Check to see if your remote meeting solution includes a feature which may be called something like "call-end email." This type of feature not only summarizes who attended the meeting, the decisions made, and agreed upon next steps, but also provides meeting artifacts that will help move projects forward between meetings and ensure everyone is prepared before the next call. Artifacts are any supporting meeting files or links that will be useful for attendees to refer back to later. These may be agendas, presentations, or documents shared during the meeting, or links to shared folders or channels in Box, Google Docs, Salesforce.com data, etc.

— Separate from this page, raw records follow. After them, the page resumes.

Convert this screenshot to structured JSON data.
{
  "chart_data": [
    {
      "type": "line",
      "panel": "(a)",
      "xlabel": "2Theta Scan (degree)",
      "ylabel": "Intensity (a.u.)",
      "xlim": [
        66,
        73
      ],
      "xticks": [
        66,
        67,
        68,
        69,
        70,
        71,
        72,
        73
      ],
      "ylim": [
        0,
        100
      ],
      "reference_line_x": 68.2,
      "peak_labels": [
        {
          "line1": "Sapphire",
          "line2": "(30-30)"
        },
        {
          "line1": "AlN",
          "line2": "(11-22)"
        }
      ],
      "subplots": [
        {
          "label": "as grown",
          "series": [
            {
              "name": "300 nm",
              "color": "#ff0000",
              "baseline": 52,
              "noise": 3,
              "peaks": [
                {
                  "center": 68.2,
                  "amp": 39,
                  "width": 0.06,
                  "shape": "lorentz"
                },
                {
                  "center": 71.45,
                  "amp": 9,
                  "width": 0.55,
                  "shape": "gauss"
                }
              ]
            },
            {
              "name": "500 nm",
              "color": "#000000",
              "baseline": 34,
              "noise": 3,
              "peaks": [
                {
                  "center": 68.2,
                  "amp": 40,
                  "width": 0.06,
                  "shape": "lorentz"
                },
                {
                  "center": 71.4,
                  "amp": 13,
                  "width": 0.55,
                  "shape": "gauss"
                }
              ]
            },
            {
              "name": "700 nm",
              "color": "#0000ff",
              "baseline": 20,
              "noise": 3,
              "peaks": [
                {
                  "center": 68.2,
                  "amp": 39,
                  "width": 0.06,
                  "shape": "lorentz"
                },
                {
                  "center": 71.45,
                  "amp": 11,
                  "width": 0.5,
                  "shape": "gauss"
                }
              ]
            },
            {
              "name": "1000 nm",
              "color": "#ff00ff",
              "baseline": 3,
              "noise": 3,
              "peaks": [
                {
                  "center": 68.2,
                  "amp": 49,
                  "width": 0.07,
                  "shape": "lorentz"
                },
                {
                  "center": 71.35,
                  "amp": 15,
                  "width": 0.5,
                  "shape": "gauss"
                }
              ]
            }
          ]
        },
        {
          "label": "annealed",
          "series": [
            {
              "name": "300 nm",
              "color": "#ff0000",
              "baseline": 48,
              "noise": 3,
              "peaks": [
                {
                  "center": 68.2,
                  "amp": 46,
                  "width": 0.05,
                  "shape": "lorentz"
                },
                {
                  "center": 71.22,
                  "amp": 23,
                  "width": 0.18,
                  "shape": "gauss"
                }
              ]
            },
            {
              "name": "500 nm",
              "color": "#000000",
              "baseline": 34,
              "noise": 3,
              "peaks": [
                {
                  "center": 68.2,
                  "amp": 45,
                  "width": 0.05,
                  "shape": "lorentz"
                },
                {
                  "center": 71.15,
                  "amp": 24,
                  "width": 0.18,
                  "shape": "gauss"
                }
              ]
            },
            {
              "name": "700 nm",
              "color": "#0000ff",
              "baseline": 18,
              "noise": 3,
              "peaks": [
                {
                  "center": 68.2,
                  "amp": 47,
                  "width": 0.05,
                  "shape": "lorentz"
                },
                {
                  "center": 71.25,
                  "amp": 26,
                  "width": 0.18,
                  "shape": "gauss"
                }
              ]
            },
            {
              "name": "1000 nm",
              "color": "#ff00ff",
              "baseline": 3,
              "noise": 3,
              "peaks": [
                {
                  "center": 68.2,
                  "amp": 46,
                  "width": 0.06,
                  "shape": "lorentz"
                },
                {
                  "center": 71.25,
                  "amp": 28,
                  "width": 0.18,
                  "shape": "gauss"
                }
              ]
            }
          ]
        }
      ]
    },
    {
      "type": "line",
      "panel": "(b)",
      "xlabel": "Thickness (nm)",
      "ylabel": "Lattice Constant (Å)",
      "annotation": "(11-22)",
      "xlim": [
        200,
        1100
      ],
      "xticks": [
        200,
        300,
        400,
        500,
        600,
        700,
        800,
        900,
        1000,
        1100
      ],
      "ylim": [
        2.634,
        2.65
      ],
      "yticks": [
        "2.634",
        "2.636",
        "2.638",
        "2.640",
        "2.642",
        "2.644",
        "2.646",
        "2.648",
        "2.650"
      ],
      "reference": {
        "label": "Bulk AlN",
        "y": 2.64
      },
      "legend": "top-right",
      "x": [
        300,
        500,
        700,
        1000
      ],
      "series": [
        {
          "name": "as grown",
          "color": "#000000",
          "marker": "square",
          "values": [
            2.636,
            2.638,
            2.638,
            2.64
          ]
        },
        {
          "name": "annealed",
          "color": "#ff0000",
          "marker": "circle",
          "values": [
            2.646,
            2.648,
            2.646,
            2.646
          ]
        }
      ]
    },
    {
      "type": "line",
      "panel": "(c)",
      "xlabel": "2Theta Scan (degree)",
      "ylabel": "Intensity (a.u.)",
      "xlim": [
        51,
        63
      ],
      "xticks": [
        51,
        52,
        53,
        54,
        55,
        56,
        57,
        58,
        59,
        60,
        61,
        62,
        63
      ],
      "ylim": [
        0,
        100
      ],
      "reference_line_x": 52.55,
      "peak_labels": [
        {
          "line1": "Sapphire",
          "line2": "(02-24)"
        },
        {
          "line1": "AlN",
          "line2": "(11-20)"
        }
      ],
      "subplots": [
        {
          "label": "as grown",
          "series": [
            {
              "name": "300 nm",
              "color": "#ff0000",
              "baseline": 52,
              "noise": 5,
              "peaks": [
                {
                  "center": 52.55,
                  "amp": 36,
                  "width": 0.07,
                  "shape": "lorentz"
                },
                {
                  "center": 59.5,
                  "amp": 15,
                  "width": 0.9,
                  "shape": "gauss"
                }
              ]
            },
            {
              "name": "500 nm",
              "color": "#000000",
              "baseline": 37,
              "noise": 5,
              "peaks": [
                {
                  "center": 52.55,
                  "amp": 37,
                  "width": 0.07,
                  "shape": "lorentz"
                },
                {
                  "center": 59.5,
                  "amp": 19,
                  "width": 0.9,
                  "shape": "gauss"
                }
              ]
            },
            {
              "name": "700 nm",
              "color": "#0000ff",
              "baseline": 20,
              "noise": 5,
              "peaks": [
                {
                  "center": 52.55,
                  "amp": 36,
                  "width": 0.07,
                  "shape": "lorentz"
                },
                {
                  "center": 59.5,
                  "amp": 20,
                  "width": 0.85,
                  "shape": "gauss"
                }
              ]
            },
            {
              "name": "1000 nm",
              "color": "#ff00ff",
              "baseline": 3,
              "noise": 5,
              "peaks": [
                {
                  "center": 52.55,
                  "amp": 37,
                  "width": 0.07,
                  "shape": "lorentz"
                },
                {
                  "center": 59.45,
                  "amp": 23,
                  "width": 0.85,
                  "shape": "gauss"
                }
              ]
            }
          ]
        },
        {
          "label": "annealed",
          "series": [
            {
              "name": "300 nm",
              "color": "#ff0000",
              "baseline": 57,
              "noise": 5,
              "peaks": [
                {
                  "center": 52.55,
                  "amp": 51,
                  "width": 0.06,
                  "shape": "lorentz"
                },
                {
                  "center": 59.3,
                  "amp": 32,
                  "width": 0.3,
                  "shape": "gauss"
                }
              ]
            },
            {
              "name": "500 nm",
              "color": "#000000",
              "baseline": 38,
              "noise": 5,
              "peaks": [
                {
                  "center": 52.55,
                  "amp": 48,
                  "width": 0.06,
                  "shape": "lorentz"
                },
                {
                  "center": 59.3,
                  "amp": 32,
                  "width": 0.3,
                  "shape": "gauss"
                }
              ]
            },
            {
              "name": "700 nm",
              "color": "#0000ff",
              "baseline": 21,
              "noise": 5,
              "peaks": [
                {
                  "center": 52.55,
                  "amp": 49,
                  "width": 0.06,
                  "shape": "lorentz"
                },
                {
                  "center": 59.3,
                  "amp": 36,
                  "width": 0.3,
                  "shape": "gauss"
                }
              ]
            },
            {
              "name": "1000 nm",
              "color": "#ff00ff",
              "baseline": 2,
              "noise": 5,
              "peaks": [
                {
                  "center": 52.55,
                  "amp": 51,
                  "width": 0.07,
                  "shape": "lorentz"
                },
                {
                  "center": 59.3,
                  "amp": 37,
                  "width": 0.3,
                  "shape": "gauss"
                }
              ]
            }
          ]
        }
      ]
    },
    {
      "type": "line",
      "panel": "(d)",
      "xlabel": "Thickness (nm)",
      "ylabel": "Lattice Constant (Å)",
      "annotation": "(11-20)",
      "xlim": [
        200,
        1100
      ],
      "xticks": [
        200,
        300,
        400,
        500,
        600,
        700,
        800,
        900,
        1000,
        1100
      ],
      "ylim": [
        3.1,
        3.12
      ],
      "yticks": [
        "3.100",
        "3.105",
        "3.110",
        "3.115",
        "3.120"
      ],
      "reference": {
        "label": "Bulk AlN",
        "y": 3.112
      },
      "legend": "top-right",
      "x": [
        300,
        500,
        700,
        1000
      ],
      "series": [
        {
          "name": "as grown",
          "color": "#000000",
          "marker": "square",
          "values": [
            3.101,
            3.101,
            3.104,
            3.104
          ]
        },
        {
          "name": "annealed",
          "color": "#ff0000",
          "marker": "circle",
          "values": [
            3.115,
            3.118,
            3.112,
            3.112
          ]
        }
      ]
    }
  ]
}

A meeting artifact could also be a recording of the meeting.

The content in the call-end email could be further useful for all attendees when inserted into other mainstream project management, workflow, and business collaboration tools such as Basecamp, Jira, Slack, or others. Additionally, with an automated call-end email, even those absent on any given week can catch up without delay, having the decisions made and required next steps in hand.

And finally, consider adding appropriate members of your senior management team or other relevant stakeholders who may not regularly attend your meetings as recipients of your call-end email as a way to get additional buy-in on your initiatives. This can go a long way in accelerating and improving overall results.

Most companies have more than one tool for remote meetings. Taking a few minutes to look into the features of each could solve hours of work and frustration down the road. Selecting the best technology for the job will provide greater clarity and lead to stronger accountability all around.

Achieving truly best-in-class collaboration takes both teamwork and technology. The right combination will undoubtedly lead to greater efficiency, better results and happier days. And who knows -- with better follow-up, you may even end up attracting those absentees or reducing the total number of remote meetings necessary in the long run.

After all, we all want fewer meetings.